When accessing a value from the stack, the implementation needs to check for underflow. In an interpreter, this is done while executing the stack-accessing instruction. A compiler can do better, though.
For example, this program has three instructions that may underflow, without
knowing anything about the size of the stack before l1
:
l1:
div # access 2
mul # access 3
printi
dup # access 4
printi
jmp l2
It consists of a single basic block, that would be lowered via the Nebula strategy of registerizing stack operations in a basic block to something like this:
l1:
guard underflow(2), source(div, line 2)
%0 = load_stack 0
%1 = load_stack 1
%2 = div_lazy %0, %1
guard underflow(3), source(mul, line 3)
%3 = load_stack 2
%4 = mul_lazy %3, %2
eval %4
printi %4
guard underflow(4), source(dup, line 5)
%5 = load_stack 3
eval %5
printi %5
drop 3
jmp l2
When the stack has a size less than 2
, then the predicate underflow(2)
is
true and guard underflow(2), source(div, line 2)
produces an error,
identifying the div
on line 2 as the originating instruction. guard
can also
take a label as the second parameter, in which case it jumps there when the
predicate is true.
This program currently checks the stack size for each operation that accesses
lower on the stack. For this small program, it’s only three guards, but it would
be many more for larger programs. None of the guard
operations can be simply
combined, though, or the effects would be out of order.

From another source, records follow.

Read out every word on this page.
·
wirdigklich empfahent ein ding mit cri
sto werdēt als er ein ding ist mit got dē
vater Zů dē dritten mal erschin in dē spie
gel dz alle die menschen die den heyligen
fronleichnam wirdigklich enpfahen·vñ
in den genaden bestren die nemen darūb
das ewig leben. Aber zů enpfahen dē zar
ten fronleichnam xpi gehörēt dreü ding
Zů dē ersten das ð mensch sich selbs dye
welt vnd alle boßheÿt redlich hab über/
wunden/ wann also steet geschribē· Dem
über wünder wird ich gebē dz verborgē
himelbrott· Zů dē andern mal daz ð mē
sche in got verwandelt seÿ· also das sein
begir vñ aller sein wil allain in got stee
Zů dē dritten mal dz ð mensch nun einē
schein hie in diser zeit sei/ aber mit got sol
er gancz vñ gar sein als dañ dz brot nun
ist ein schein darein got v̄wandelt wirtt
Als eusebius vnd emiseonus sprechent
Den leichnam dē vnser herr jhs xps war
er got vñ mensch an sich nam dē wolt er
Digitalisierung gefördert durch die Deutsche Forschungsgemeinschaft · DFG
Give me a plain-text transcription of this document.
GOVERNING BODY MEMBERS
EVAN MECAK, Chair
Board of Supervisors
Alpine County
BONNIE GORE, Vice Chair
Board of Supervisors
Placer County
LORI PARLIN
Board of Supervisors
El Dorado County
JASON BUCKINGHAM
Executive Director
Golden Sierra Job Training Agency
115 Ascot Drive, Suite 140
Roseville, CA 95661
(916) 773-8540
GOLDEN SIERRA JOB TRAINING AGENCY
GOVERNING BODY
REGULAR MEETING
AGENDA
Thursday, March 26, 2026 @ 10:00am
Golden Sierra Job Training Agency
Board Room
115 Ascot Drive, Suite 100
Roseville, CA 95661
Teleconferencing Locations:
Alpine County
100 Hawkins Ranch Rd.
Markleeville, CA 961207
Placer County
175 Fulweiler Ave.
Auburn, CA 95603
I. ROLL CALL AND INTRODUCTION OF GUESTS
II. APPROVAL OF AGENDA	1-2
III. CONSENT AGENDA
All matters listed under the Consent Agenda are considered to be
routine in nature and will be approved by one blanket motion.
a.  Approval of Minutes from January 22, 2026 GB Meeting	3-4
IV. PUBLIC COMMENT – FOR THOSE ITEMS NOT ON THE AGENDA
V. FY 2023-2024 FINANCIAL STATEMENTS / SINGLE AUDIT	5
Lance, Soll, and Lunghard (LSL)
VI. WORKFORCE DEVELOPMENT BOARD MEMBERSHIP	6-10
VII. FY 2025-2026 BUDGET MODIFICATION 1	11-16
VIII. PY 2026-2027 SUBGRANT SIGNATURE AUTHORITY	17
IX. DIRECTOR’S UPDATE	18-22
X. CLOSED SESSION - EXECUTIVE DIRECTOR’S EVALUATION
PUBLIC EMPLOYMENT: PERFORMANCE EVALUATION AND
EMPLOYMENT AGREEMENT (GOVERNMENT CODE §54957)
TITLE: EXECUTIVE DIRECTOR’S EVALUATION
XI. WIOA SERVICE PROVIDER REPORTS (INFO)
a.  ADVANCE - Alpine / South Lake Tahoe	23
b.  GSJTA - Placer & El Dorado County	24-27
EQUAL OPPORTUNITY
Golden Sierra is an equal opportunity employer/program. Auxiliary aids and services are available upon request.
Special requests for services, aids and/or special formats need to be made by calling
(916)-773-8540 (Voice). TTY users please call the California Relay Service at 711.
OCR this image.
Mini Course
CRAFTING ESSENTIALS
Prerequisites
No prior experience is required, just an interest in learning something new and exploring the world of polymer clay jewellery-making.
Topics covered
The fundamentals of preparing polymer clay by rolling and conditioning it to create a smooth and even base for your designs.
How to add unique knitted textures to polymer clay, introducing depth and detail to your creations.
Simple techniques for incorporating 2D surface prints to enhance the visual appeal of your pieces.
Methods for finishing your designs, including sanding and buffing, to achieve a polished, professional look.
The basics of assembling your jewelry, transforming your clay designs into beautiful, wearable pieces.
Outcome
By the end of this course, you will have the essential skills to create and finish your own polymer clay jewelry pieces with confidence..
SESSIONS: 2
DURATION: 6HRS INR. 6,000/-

If we assume that nearly all executions never underflow and that an underflow
would occur later in execution, we can optimize for the branch that won’t
underflow. First, duplicate the basic block and replace the largest underflow
guard with an error
, making it the terminator. Then, in the original basic
block, move that corresponding guard to the top and eliminate the other
underflow guards.
l1:
guard underflow(4), .l1__underflow
%0 = load_stack 0
%1 = load_stack 1
%2 = div_lazy %0, %1
%3 = load_stack 2
%4 = mul_lazy %3, %2
eval %4
printi %4
%5 = load_stack 3
eval %5
printi %5
drop 3
jmp l2
.l1__underflow:
guard underflow(2), source(div, line 2)
%0 = load_stack 0
%1 = load_stack 1
%2 = div_lazy %0, %1
guard underflow(3), source(mul, line 3)
%3 = load_stack 2
%4 = mul_lazy %3, %2
eval %4
printi %4
error underflow(4), source(dup, line 5)
In the worst case, when few underflow guards can be removed by analysis, this doubles the program size, but it reduces the number of underflow checks from one per stack-accessing instructions to one per basic block. When an execution underflows, it will still check for underflow on any lower access, but only for that final basic block. As it is not possible for it to loop at this point, it is generally a small overhead.
After a strictness analysis, the order of evaluation is made explicit and guards are inserted for zero divisors:
l1:
guard underflow(4), .l1__underflow
%0 = load_stack 2
eval %0
%1 = load_stack 1
eval %1
guard zero(%1), source(div, line 2)
%2 = load_stack 0
eval %2
%3 = div %2, %1
%4 = mul %0, %3
printi %4
%5 = load_stack 3
eval %5
printi %5
drop 3
jmp l2
.l1__underflow:
guard underflow(2), source(div, line 2)
guard underflow(3), source(mul, line 3)
%0 = load_stack 2
eval %0
%1 = load_stack 1
eval %1
guard zero(%1), source(div, line 2)
%2 = load_stack 0
eval %2
%3 = div %2, %1
%4 = mul %0, %3
printi %4
error underflow(4), source(dup, line 5)
Since the analyzer has the full program available, in most cases, the stack can be statically determined to not underflow, so most stack guards will be eliminated.